2.6
This release of HackyStack implements the remaining automation for GitOps and Terraform environment automation for GCP projects, notably fixing the workarounds in the v1.11 release.
Every GitLab Sandbox Cloud GCP project now has a service account and key automatically created and the JSON key is added as a CI variable in the automatically created GitLab project. A new Cloud DNS managed zone is now automatically created for each environment and the NS records are added to the top-level domain managed zone to allow subdomain state of authority (SOA) and propagation of records created for each user's environment without affecting other environments.
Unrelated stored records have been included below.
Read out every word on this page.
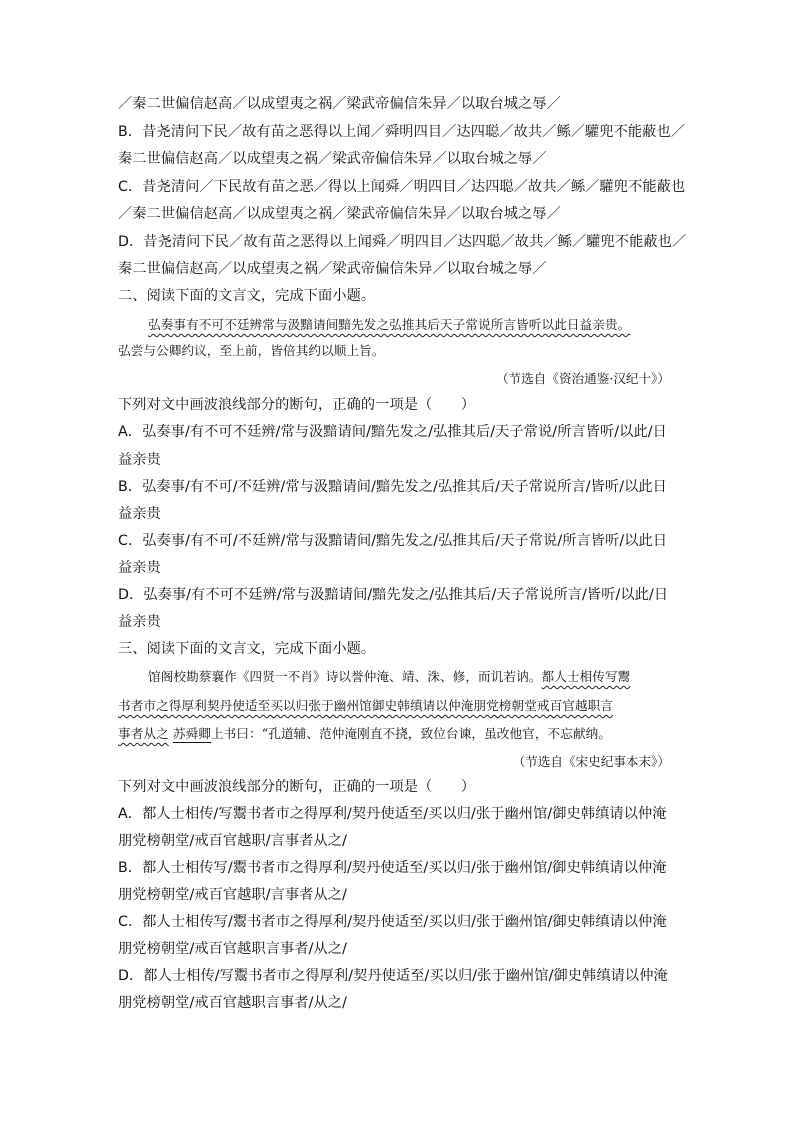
／秦二世偏信赵高／以成望夷之祸／梁武帝偏信朱异／以取台城之辱／
B．昔尧清问下民／故有苗之恶得以上闻／舜明四目／达四聪／故共／鲧／驩兜不能蔽也／
秦二世偏信赵高／以成望夷之祸／梁武帝偏信朱异／以取台城之辱／
C．昔尧清问／下民故有苗之恶／得以上闻舜／明四目／达四聪／故共／鲧／驩兜不能蔽也
／秦二世偏信赵高／以成望夷之祸／梁武帝偏信朱异／以取台城之辱／
D．昔尧清问下民／故有苗之恶得以上闻舜／明四目／达四聪／故共／鲧／驩兜不能蔽也／
秦二世偏信赵高／以成望夷之祸／梁武帝偏信朱异／以取台城之辱／
二、阅读下面的文言文，完成下面小题。
弘奏事有不可不廷辨常与汲黯请间黯先发之弘推其后天子常说所言皆听以此日益亲贵。
弘尝与公卿约议，至上前，皆倍其约以顺上旨。
（节选自《资治通鉴·汉纪十》）
下列对文中画波浪线部分的断句，正确的一项是（　　）
A．弘奏事/有不可不廷辨/常与汲黯请间/黯先发之/弘推其后/天子常说/所言皆听/以此/日
益亲贵
B．弘奏事/有不可/不廷辨/常与汲黯请间/黯先发之/弘推其后/天子常说所言/皆听/以此日
益亲贵
C．弘奏事/有不可/不廷辨/常与汲黯请间/黯先发之/弘推其后/天子常说/所言皆听/以此日
益亲贵
D．弘奏事/有不可不廷辨/常与汲黯请间/黯先发之/弘推其后/天子常说所言/皆听/以此/日
益亲贵
三、阅读下面的文言文，完成下面小题。
馆阁校勘蔡襄作《四贤一不肖》诗以誉仲淹、靖、洙、修，而讥若讷。都人士相传写鬻
书者市之得厚利契丹使适至买以归张于幽州馆御史韩缜请以仲淹朋党榜朝堂戒百官越职言
事者从之 苏舜卿上书曰：“孔道辅、范仲淹刚直不挠，致位台谏，虽改他官，不忘献纳。
（节选自《宋史纪事本末》）
下列对文中画波浪线部分的断句，正确的一项是（　　）
A．都人士相传/写鬻书者市之得厚利/契丹使适至/买以归/张于幽州馆/御史韩缜请以仲淹
朋党榜朝堂/戒百官越职/言事者从之/
B．都人士相传写/鬻书者市之得厚利/契丹使适至/买以归/张于幽州馆/御史韩缜请以仲淹
朋党榜朝堂/戒百官越职/言事者从之/
C．都人士相传写/鬻书者市之得厚利/契丹使适至/买以归/张于幽州馆/御史韩缜请以仲淹
朋党榜朝堂/戒百官越职言事者/从之/
D．都人士相传/写鬻书者市之得厚利/契丹使适至/买以归/张于幽州馆/御史韩缜请以仲淹
朋党榜朝堂/戒百官越职言事者/从之/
This release also implements the new glamstack/google-cloud-sdk which allows a significantly improved developer experience for interacting with the Google Cloud API. There will be a progressive refactoring of legacy API/SDK methods to use this new architecture.
New Features
- #19 Create DNS subdomain and managed zone for each Cloud Account Environment
- #92 Add terraform-ci IAM Service Account provisioning and role mapping for each Cloud Account Environment
Backend Changes and Fixes
- #121 Upgrade Laravel to v9.9 and remove unused Socialite providers
- #123 Add Glamstack packages for next-generation API usage
- #124 Add backwards compatible Glamstack Google Auth SDK to GCP BaseService
- #126 Change GitLab CI Docker image from self-managed image to lorisleiva/laravel-docker
-
#88
Fixed
Fix bugs with Cloud Account Environment implementation -
#105
Fixed
Environments' TF_VAR_gcp_dns_zone_name variable does not adhere to GCP's Managed Zones naming restrictions -
#86
Fixed
GCP Google-provided service accounts removed with HackyStack Group Projects IAM provisioning -
#69
Fixed
Fix GCP multiple user IAM policy that uses single JSON binding
Additional Resources
- Released glamstack/google-auth-sdk v2.5.25 with support for dynamic connection parameters from database values
- Released glamstack/google-auth-sdk v2.5.25 with support for generic REST API calls to Google API and easy-to-use Cloud DNS Managed Zone and Recordset endpoints.
Limitations
- #131 Add Support for enabling Google API's in a project. We support API activation but have a manual work around for enabling the GCP Service Usage API due to a catch 22 with Google's design of their API.